In the course of RA, the dynamic balance of M1/M2 type macrophages was broken, leading to the increase of M1-type macrophage, which releases proinflammatory cytokines, such as TNF-α and IL-1β. MSCs could transform M1-type pro-inflammatory macrophage into M2-type anti-inflammatory macrophage through paracrine effects, thereby suppressing the inflammatory response (Németh et al., 2009). IL-1β and TNF-α have been widely recognized as the dominant proinflammatory cytokines of RA. TNF-α plays an important role in local synovial inflammation, pannus formation, and the tissue damage of RA (Bradley, 2008). A previous study suggests that TNF-α inhibitors can obviously reduce the disease activity in RA patients and improve the corresponding clinical symptoms (Hyrich et al., 2004). It has been recognized that high levels of IL-1β have been detected in the serum and joint fluid of RA patients. Its level was closely related to the activity and histopathological characteristics of the disease, such as synovial hyperplasia and leukocyte infiltration (Noh et al., 2009; Darrieutort-Laffite et al., 2014). To verify the effect of MSCs on the expression of inflammatory cytokines closely associated with CIA pathogenesis, TNF-α and IL-1β levels in joints and serum were determined. The levels of IL-1β and TNF-α were increased by CIA induction and decreased by treatment with MSCs. The decreases of these inflammatory markers in the joints were consistent with those in the serum. Thus, systemic injection of MSCs could relieve both systemic and joint inflammation. Our results indicate that systemic injection of UCs may be the most appropriate new treatment for ADs.

Conclusions

In this study, we compared the therapeutic effects of BMSCs, UCs, and SHED on mice with CIA. Specifically, the therapeutic efficacy of UCs is better than BMSCs while that of BMSCs is better than SHED on RA, according to the extent of reducing bone resorption, joint destruction, and inflammatory factor expression. In studying the source of MSCs and their corresponding curative effect, UCs are a better choice than BMSCs and SHED in clinical treatment on ADs, or at least on RA.

Supplemental Information

Raw data applied for data analyses for Fig. 3E for bone volume value exported from micro-CT.
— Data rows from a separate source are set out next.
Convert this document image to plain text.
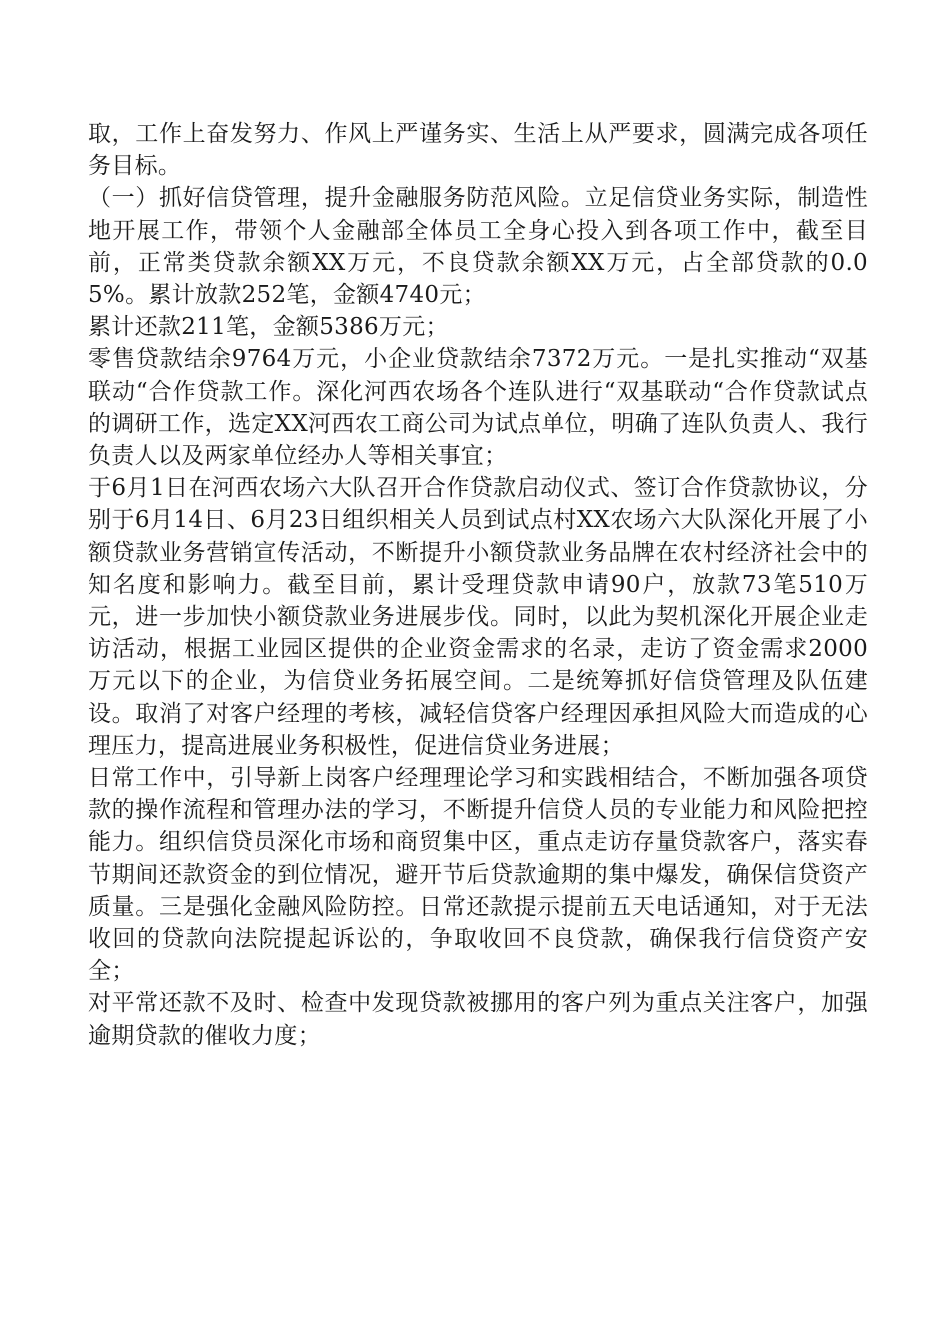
取，工作上奋发努力、作风上严谨务实、生活上从严要求，圆满完成各项任务目标。

（一）抓好信贷管理，提升金融服务防范风险。立足信贷业务实际，制造性地开展工作，带领个人金融部全体员工全身心投入到各项工作中，截至目前，正常类贷款余额XX万元，不良贷款余额XX万元，占全部贷款的0.05%。累计放款252笔，金额4740元；

累计还款211笔，金额5386万元；

零售贷款结余9764万元，小企业贷款结余7372万元。一是扎实推动“双基联动“合作贷款工作。深化河西农场各个连队进行“双基联动“合作贷款试点的调研工作，选定XX河西农工商公司为试点单位，明确了连队负责人、我行负责人以及两家单位经办人等相关事宜；

于6月1日在河西农场六大队召开合作贷款启动仪式、签订合作贷款协议，分别于6月14日、6月23日组织相关人员到试点村XX农场六大队深化开展了小额贷款业务营销宣传活动，不断提升小额贷款业务品牌在农村经济社会中的知名度和影响力。截至目前，累计受理贷款申请90户，放款73笔510万元，进一步加快小额贷款业务进展步伐。同时，以此为契机深化开展企业走访活动，根据工业园区提供的企业资金需求的名录，走访了资金需求2000万元以下的企业，为信贷业务拓展空间。二是统筹抓好信贷管理及队伍建设。取消了对客户经理的考核，减轻信贷客户经理因承担风险大而造成的心理压力，提高进展业务积极性，促进信贷业务进展；

日常工作中，引导新上岗客户经理理论学习和实践相结合，不断加强各项贷款的操作流程和管理办法的学习，不断提升信贷人员的专业能力和风险把控能力。组织信贷员深化市场和商贸集中区，重点走访存量贷款客户，落实春节期间还款资金的到位情况，避开节后贷款逾期的集中爆发，确保信贷资产质量。三是强化金融风险防控。日常还款提示提前五天电话通知，对于无法收回的贷款向法院提起诉讼的，争取收回不良贷款，确保我行信贷资产安全；

对平常还款不及时、检查中发现贷款被挪用的客户列为重点关注客户，加强逾期贷款的催收力度；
The bone volume value evaluated from each mouse was shown in this table.

DOI: 10.7717/peerj.7023/supp-1

Raw data applied for data analyses for Fig. 4E for histological score evaluated according to HE staining.
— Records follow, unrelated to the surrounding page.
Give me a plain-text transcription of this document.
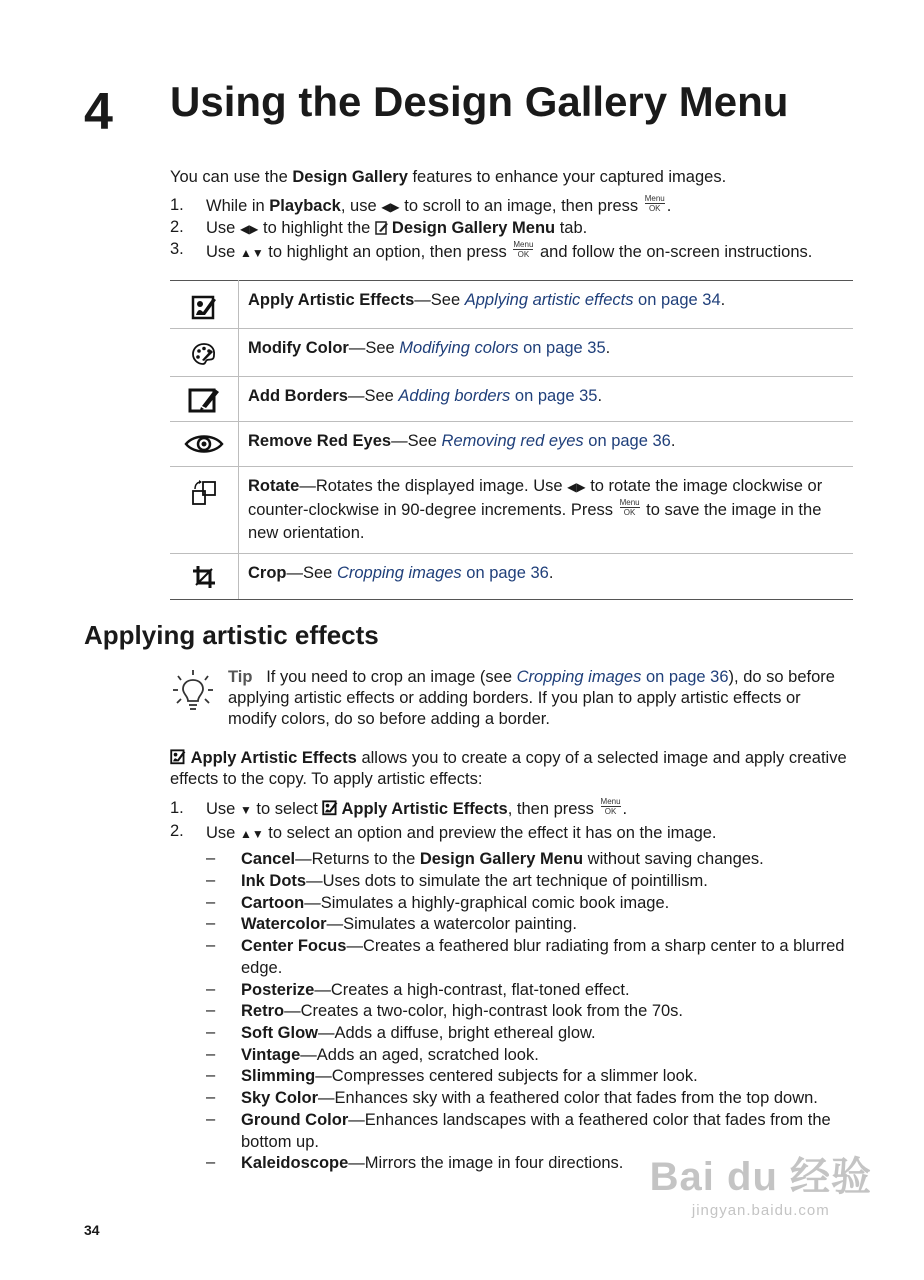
4 Using the Design Gallery Menu
You can use the Design Gallery features to enhance your captured images.
1. While in Playback, use ◀▶ to scroll to an image, then press Menu
OK .
2. Use ◀▶ to highlight the Design Gallery Menu tab.
3. Use ▲▼ to highlight an option, then press Menu
OK and follow the on-screen instructions.
	Apply Artistic Effects—See Applying artistic effects on page 34.

	Modify Color—See Modifying colors on page 35.

	Add Borders—See Adding borders on page 35.

	Remove Red Eyes—See Removing red eyes on page 36.

	Rotate—Rotates the displayed image. Use ◀▶ to rotate the image clockwise or counter-clockwise in 90-degree increments. Press Menu
OK to save the image in the new orientation.

	Crop—See Cropping images on page 36.
Applying artistic effects
Tip If you need to crop an image (see Cropping images on page 36), do so before applying artistic effects or adding borders. If you plan to apply artistic effects or modify colors, do so before adding a border.
Apply Artistic Effects allows you to create a copy of a selected image and apply creative effects to the copy. To apply artistic effects:
1. Use ▼ to select Apply Artistic Effects, then press Menu
OK .
2. Use ▲▼ to select an option and preview the effect it has on the image.
– Cancel—Returns to the Design Gallery Menu without saving changes.
– Ink Dots—Uses dots to simulate the art technique of pointillism.
– Cartoon—Simulates a highly-graphical comic book image.
– Watercolor—Simulates a watercolor painting.
– Center Focus—Creates a feathered blur radiating from a sharp center to a blurred edge.
– Posterize—Creates a high-contrast, flat-toned effect.
– Retro—Creates a two-color, high-contrast look from the 70s.
– Soft Glow—Adds a diffuse, bright ethereal glow.
– Vintage—Adds an aged, scratched look.
– Slimming—Compresses centered subjects for a slimmer look.
– Sky Color—Enhances sky with a feathered color that fades from the top down.
– Ground Color—Enhances landscapes with a feathered color that fades from the bottom up.
– Kaleidoscope—Mirrors the image in four directions.
34
Bai du 经验
jingyan.baidu.com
The histological score evaluated from each mouse was shown in this table.

DOI: 10.7717/peerj.7023/supp-2

Raw data applied for data analyses for Fig. 2B for Disease Severity Score of mouse hind limbs.

The Disease Severity Score evaluated from each mouse at each time point was shown in this table.

DOI: 10.7717/peerj.7023/supp-3

Raw data applied for data analyses for Fig. 5A for level of serum total TNF-α measured by ELISA.

The absorbance value under 450 nm evaluated from each mouse was shown in this table.

DOI: 10.7717/peerj.7023/supp-4

Raw data applied for data analyses for Fig. 5B for level of serum total IL-1β measured by ELISA.

The absorbance value under 450 nm evaluated from each mouse was shown in this table.

DOI: 10.7717/peerj.7023/supp-5

Raw data calculated by Image J from positive immunological staining of TNF-α in IHC-P of mouse hind limb ankle joint for Fig. 5D.

The percentage of positive staining area in IHC-P of the hind limb ankle joint from each mouse was shown in this table.

DOI: 10.7717/peerj.7023/supp-6

Raw data calculated by Image J from positive immunological staining of IL-1β in IHC-P of mouse hind limb ankle joint for Fig. 5F.

The percentage of positive staining area in IHC-P of the hind limb ankle joint from each mouse was shown in this table.